Coffee Space – Coffee Space

Cyber Forum

Introduction

A friend and I were approached by the University to design and build a forum for hackers - something that is a fairly interesting task with strange requirements and constraints. We had the following criteria:

The forum must be secure to attacks - it will attract the type of people who would try and would be highly embarrassing for everybody involved.
The forum must run on phpBB - the person maintaining the software after our initial development is familiar with the code and it’s flaws.
The forum must have several type of groups with different scopes - it will be used for hacking challenges and the University hacking team (Netizens) alike.
The forum needs to look “hacker-ish” - a modern and relevant system seems more responsive to users irregardless of that being the truth.

Considerations

The following are the considerations we had whilst designing the forum software:

Security - The system must be secure against attacks and should employ all modern security methods to prevent attacks.
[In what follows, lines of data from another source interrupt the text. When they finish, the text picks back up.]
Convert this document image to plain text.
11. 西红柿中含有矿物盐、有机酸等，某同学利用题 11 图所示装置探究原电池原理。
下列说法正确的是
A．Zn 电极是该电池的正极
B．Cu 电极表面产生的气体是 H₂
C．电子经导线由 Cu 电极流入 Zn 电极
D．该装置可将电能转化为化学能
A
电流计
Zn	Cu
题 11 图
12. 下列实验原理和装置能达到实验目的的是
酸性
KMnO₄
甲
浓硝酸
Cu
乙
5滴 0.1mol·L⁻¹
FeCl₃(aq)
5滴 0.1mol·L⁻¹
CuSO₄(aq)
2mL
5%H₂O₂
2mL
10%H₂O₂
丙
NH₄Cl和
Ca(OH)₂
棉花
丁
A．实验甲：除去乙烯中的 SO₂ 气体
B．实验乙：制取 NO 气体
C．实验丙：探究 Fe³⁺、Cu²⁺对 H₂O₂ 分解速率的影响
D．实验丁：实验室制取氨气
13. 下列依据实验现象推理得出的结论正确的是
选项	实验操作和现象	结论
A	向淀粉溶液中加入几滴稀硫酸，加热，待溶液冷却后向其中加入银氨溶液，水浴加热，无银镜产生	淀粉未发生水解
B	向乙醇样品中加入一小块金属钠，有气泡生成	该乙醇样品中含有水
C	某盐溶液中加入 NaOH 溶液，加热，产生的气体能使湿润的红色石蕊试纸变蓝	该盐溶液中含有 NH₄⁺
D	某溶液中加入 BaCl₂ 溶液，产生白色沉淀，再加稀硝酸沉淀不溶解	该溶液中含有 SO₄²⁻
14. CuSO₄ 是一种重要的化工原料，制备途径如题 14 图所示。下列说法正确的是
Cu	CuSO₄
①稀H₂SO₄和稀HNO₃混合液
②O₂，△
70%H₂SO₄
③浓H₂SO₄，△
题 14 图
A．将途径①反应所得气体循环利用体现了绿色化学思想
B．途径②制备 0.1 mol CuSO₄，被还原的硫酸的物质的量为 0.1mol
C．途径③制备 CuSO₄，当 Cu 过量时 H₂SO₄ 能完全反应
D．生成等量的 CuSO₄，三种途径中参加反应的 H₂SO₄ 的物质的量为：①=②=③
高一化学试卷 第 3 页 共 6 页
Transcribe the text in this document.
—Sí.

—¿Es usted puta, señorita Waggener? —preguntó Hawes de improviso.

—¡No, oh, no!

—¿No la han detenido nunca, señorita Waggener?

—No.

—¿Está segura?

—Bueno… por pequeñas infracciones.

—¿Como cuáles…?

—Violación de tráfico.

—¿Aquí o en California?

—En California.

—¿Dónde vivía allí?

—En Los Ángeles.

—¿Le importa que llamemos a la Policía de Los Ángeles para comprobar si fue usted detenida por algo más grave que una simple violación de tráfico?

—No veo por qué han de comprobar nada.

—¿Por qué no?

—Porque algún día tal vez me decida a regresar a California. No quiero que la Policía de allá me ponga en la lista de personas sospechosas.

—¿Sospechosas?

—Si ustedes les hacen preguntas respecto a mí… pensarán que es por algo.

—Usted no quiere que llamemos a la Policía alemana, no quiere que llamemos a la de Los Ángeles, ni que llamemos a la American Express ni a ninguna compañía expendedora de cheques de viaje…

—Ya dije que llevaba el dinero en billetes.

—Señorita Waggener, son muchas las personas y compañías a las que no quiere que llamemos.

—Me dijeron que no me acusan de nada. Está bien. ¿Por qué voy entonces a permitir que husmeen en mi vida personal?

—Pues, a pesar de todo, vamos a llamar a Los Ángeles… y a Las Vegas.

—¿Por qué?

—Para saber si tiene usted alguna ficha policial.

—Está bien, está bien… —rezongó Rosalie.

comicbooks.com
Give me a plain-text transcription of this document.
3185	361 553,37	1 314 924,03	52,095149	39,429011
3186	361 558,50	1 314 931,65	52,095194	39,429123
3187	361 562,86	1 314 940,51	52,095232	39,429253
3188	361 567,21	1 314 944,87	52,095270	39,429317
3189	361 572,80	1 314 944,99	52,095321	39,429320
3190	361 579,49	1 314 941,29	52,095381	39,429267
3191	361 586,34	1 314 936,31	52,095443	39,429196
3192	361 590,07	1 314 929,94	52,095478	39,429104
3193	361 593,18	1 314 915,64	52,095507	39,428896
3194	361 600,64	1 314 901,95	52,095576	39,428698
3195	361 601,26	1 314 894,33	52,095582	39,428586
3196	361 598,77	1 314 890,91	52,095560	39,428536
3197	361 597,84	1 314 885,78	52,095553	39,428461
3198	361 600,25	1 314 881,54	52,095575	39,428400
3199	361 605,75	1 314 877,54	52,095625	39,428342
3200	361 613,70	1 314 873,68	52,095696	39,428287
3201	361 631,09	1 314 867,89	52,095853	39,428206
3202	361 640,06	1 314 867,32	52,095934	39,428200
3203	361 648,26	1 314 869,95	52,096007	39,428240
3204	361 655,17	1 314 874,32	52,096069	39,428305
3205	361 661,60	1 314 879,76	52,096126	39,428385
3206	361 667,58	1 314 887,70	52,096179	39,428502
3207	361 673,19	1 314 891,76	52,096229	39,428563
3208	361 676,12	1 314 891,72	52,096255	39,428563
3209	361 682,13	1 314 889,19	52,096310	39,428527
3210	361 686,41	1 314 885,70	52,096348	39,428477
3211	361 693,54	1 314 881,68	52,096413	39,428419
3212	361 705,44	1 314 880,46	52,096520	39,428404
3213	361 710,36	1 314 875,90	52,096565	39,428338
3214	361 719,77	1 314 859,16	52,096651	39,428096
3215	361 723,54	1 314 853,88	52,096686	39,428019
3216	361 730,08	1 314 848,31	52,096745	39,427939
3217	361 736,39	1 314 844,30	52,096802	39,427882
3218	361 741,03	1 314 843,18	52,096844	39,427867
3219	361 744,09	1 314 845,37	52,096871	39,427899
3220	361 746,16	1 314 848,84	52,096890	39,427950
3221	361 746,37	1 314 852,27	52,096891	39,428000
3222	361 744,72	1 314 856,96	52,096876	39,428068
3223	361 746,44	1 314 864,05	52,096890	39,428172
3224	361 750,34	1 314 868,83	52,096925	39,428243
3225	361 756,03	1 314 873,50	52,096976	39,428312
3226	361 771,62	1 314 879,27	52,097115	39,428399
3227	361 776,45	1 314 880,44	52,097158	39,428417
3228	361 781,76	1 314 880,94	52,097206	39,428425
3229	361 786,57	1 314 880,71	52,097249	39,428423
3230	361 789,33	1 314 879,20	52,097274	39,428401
Even with these considerations, one should also think about making sure that there is a plan after there is a breach also and how one would be detected.
Speed - We guess our user base to be no more than 500 users at any one point (peaking during a competition) and possibly no more than 50,000 users before a new system is implemented (possibly several years down the line). If we times these assumptions by a considerable larger number we believe we should be safe. One server should be ample power for the purpose of this system.
Style - We must also consider the style of the system after the functionality as our task is also to present the user with a nice user interface. Neither of us are particularly designers, but I believe we are more than capable of creating a hacker like style that people will enjoy using.

Tools

We have decided to use the following setup:

Debian - Simple and we both have experience with this operating system.
lighttpd - Originally looked at using nginx but it proved more effort than it was actually worth.
mysql - Was quick to get up and running and seems to be a well tested, feature complete database.